Implementation:OpenGVLab InternVL InternViT 6B Segmentation Backbone
| Knowledge Sources | |
|---|---|
| Domains | Vision Transformer, Semantic Segmentation, Backbone Architecture |
| Last Updated | 2026-02-07 14:00 GMT |
Overview
This module implements the InternViT-6B vision transformer backbone as an MMSegmentation-compatible backbone for semantic segmentation tasks.
Description
The intern_vit_6b.py file defines the complete InternViT6B architecture, a 6-billion-parameter vision transformer registered as an MMSegmentation backbone via @BACKBONES.register_module(). The architecture features:
Core Components:
- PatchEmbed: Converts 2D images to patch embeddings using a convolutional projection (default patch_size=14)
- Block: Transformer blocks with pre-norm architecture using RMSNorm (with optional Apex FusedRMSNorm), LayerScale for residual scaling, DropPath for stochastic depth, and gradient checkpointing (with_cp)
- Attention: Multi-head self-attention supporting both naive attention and FlashAttention with optional QK normalization for training stability at scale
- Mlp: Standard two-layer MLP with GELU activation
Architecture Configuration (defaults):
- embed_dim=3200, num_heads=25, depth=48, mlp_ratio=4, init_values=0.1
- RMSNorm for block normalization, QK normalization enabled
- LayerScale with configurable force_fp32 mode
- Learnable CLS token and position embeddings
Key Features:
- Multi-level feature extraction via configurable out_indices (e.g., [7, 11, 15, 23]) for UPerNet-style decoders
- Optional FPN neck with ConvTranspose2d upsampling layers (up1 through up4) producing multi-scale feature maps
- Bicubic position embedding interpolation for flexible input resolutions different from pretrain_size
- Patch embedding interpolation for different patch sizes at init_weights time
- BFloat16 default precision (self.to(torch.bfloat16) at initialization)
- freeze_vit support for frozen backbone evaluation
Usage
Use this module as the vision backbone in MMSegmentation configurations for semantic segmentation experiments with InternVL. It is the central backbone that all InternVL segmentation configs build upon, typically paired with UPerNet or similar decoders.
Code Reference
Source Location
- Repository: OpenGVLab_InternVL
- File: segmentation/mmseg_custom/models/backbones/intern_vit_6b.py
- Lines: 1-417
Signature
@BACKBONES.register_module()
class InternViT6B(BaseModule):
def __init__(self, in_chans=3, patch_size=14, img_size=224,
pretrain_size=224, qkv_bias=False, drop_path_rate=0.0,
embed_dim=3200, num_heads=25, mlp_ratio=4,
init_values=0.1, qk_normalization=True, depth=48,
use_flash_attn=True, with_cp=True,
layerscale_force_fp32=False,
out_indices=[7, 11, 15, 23],
freeze_vit=False, with_fpn=False,
with_final_norm=False, pretrained=None): ...
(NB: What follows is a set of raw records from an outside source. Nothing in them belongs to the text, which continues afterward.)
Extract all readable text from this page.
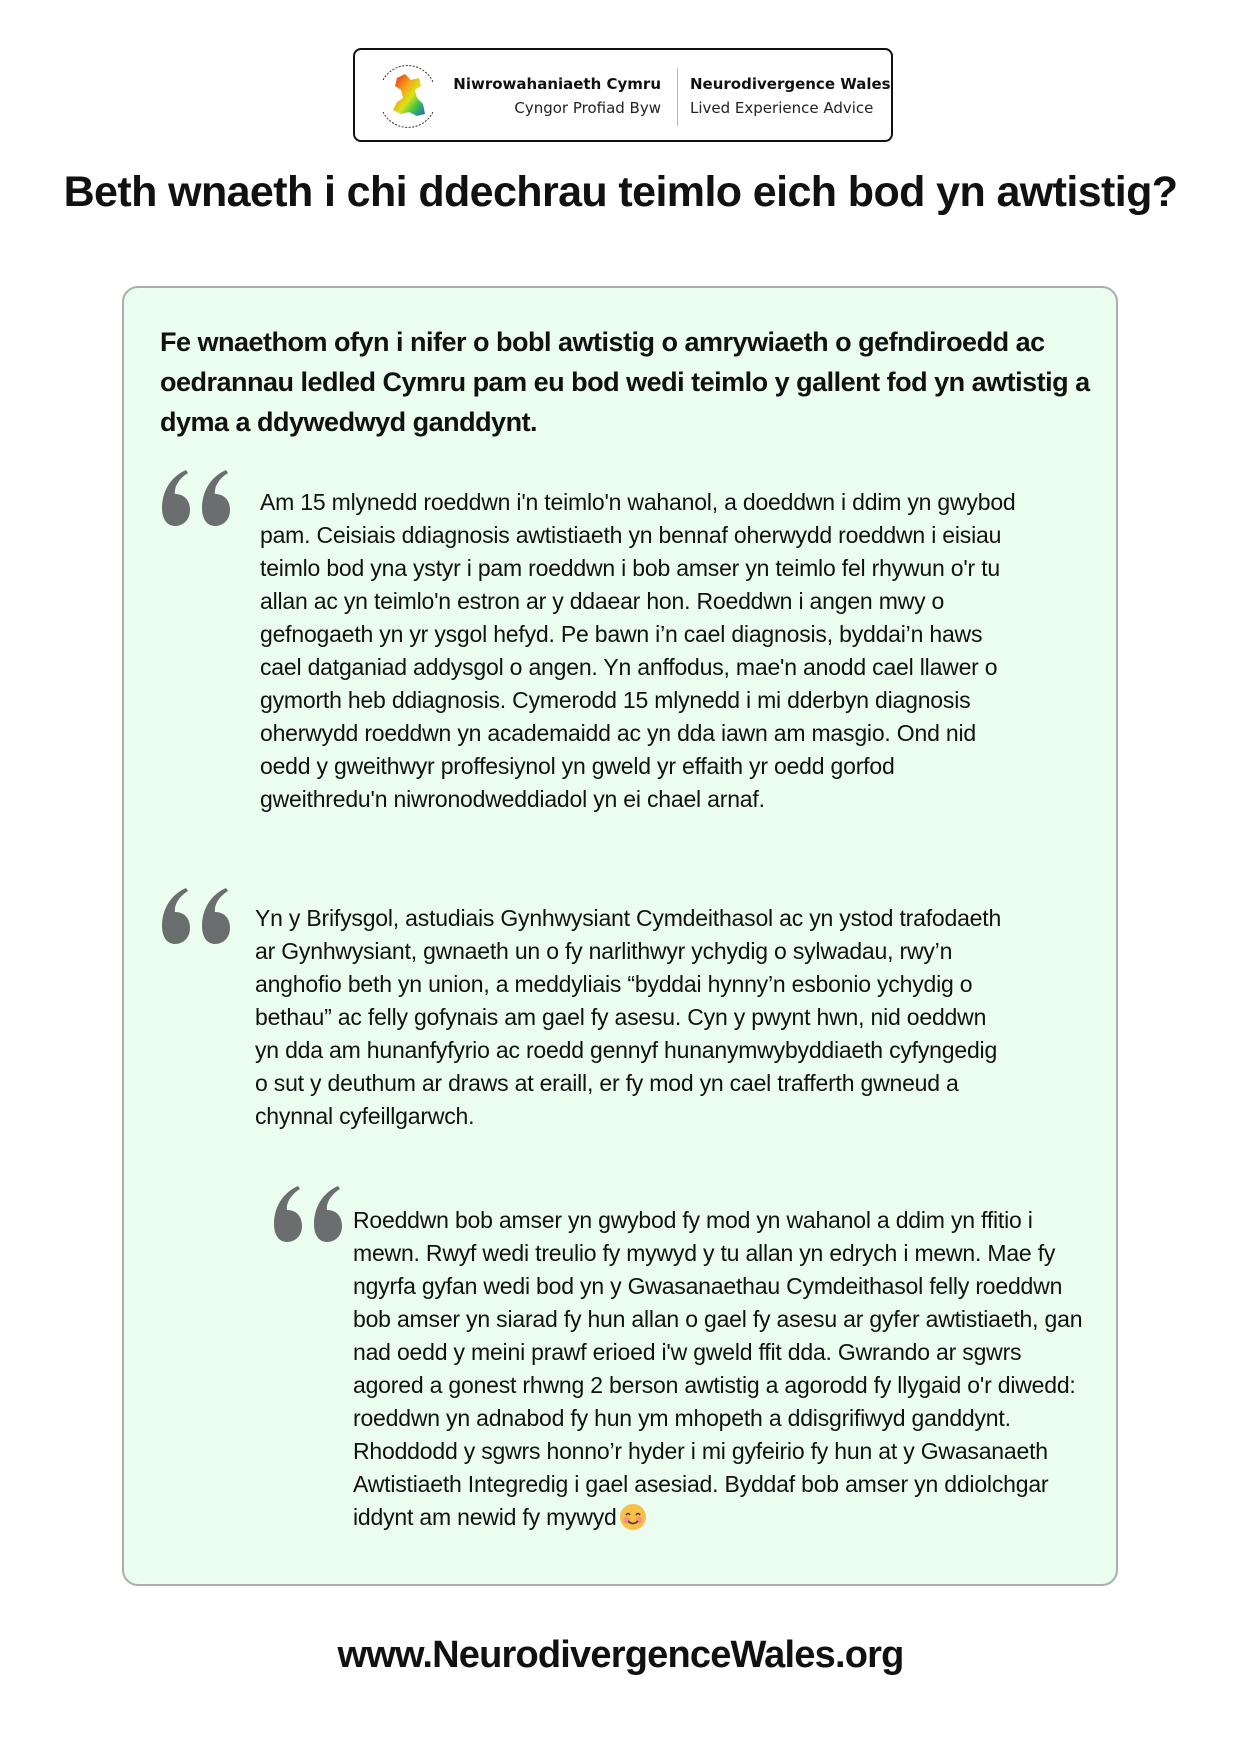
Niwrowahaniaeth Cymru
Cyngor Profiad Byw
Neurodivergence Wales
Lived Experience Advice
Beth wnaeth i chi ddechrau teimlo eich bod yn awtistig?

Fe wnaethom ofyn i nifer o bobl awtistig o amrywiaeth o gefndiroedd ac oedrannau ledled Cymru pam eu bod wedi teimlo y gallent fod yn awtistig a dyma a ddywedwyd ganddynt.

Am 15 mlynedd roeddwn i'n teimlo'n wahanol, a doeddwn i ddim yn gwybod pam. Ceisiais ddiagnosis awtistiaeth yn bennaf oherwydd roeddwn i eisiau teimlo bod yna ystyr i pam roeddwn i bob amser yn teimlo fel rhywun o'r tu allan ac yn teimlo'n estron ar y ddaear hon. Roeddwn i angen mwy o gefnogaeth yn yr ysgol hefyd. Pe bawn i’n cael diagnosis, byddai’n haws cael datganiad addysgol o angen. Yn anffodus, mae'n anodd cael llawer o gymorth heb ddiagnosis. Cymerodd 15 mlynedd i mi dderbyn diagnosis oherwydd roeddwn yn academaidd ac yn dda iawn am masgio. Ond nid oedd y gweithwyr proffesiynol yn gweld yr effaith yr oedd gorfod gweithredu'n niwronodweddiadol yn ei chael arnaf.

Yn y Brifysgol, astudiais Gynhwysiant Cymdeithasol ac yn ystod trafodaeth ar Gynhwysiant, gwnaeth un o fy narlithwyr ychydig o sylwadau, rwy’n anghofio beth yn union, a meddyliais “byddai hynny’n esbonio ychydig o bethau” ac felly gofynais am gael fy asesu. Cyn y pwynt hwn, nid oeddwn yn dda am hunanfyfyrio ac roedd gennyf hunanymwybyddiaeth cyfyngedig o sut y deuthum ar draws at eraill, er fy mod yn cael trafferth gwneud a chynnal cyfeillgarwch.

Roeddwn bob amser yn gwybod fy mod yn wahanol a ddim yn ffitio i mewn. Rwyf wedi treulio fy mywyd y tu allan yn edrych i mewn. Mae fy ngyrfa gyfan wedi bod yn y Gwasanaethau Cymdeithasol felly roeddwn bob amser yn siarad fy hun allan o gael fy asesu ar gyfer awtistiaeth, gan nad oedd y meini prawf erioed i'w gweld ffit dda. Gwrando ar sgwrs agored a gonest rhwng 2 berson awtistig a agorodd fy llygaid o'r diwedd: roeddwn yn adnabod fy hun ym mhopeth a ddisgrifiwyd ganddynt. Rhoddodd y sgwrs honno’r hyder i mi gyfeirio fy hun at y Gwasanaeth Awtistiaeth Integredig i gael asesiad. Byddaf bob amser yn ddiolchgar iddynt am newid fy mywyd

www.NeurodivergenceWales.org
def forward(self, x) -> list[Tensor]: ...
class Attention(nn.Module):
def __init__(self, dim, num_heads=8, qkv_bias=False,
use_flash_attn=False, qk_normalization=False): ...
class Block(nn.Module):
def __init__(self, dim, num_heads, mlp_ratio=4.,
drop_path=0., init_values=None,
use_flash_attn=False, with_cp=False): ...
Import
from mmseg_custom.models.backbones.intern_vit_6b import InternViT6B
I/O Contract
Inputs
| Name | Type | Required | Description |
|---|---|---|---|
| x | Tensor | Yes | Input image tensor of shape (B, C, H, W) |
| img_size | int | No | Input image size (default: 224) |
| patch_size | int | No | Patch size for tokenization (default: 14) |
| embed_dim | int | No | Embedding dimension (default: 3200) |
| depth | int | No | Number of transformer blocks (default: 48) |
| out_indices | list[int] | No | Block indices for multi-level feature output (default: [7, 11, 15, 23]) |
| pretrained | str | No | Path to pretrained checkpoint for weight initialization |
| freeze_vit | bool | No | Freeze all backbone parameters (default: False) |
| with_fpn | bool | No | Add FPN neck with ConvTranspose2d upsampling (default: False) |
Outputs
| Name | Type | Description |
|---|---|---|
| features | list[Tensor] | List of feature maps from specified out_indices, each of shape (B, embed_dim, H/patch_size, W/patch_size), cast to float32. With FPN: 4 multi-scale feature maps at different resolutions. |
Usage Examples
Basic Usage
# In MMSegmentation config:
# model = dict(
# type='EncoderDecoder',
# backbone=dict(
# type='InternViT6B',
# pretrain_size=224,
# img_size=448,
# patch_size=14,
# embed_dim=3200,
# depth=48,
# num_heads=25,
# mlp_ratio=4,
# qkv_bias=False,
# qk_normalization=True,
# use_flash_attn=True,
# with_cp=True,
# out_indices=[7, 15, 23, 47],
# with_fpn=True,
# freeze_vit=True,
# pretrained='path/to/internvit-6b.pth',
# ),
# decode_head=dict(type='UPerHead', ...),
# )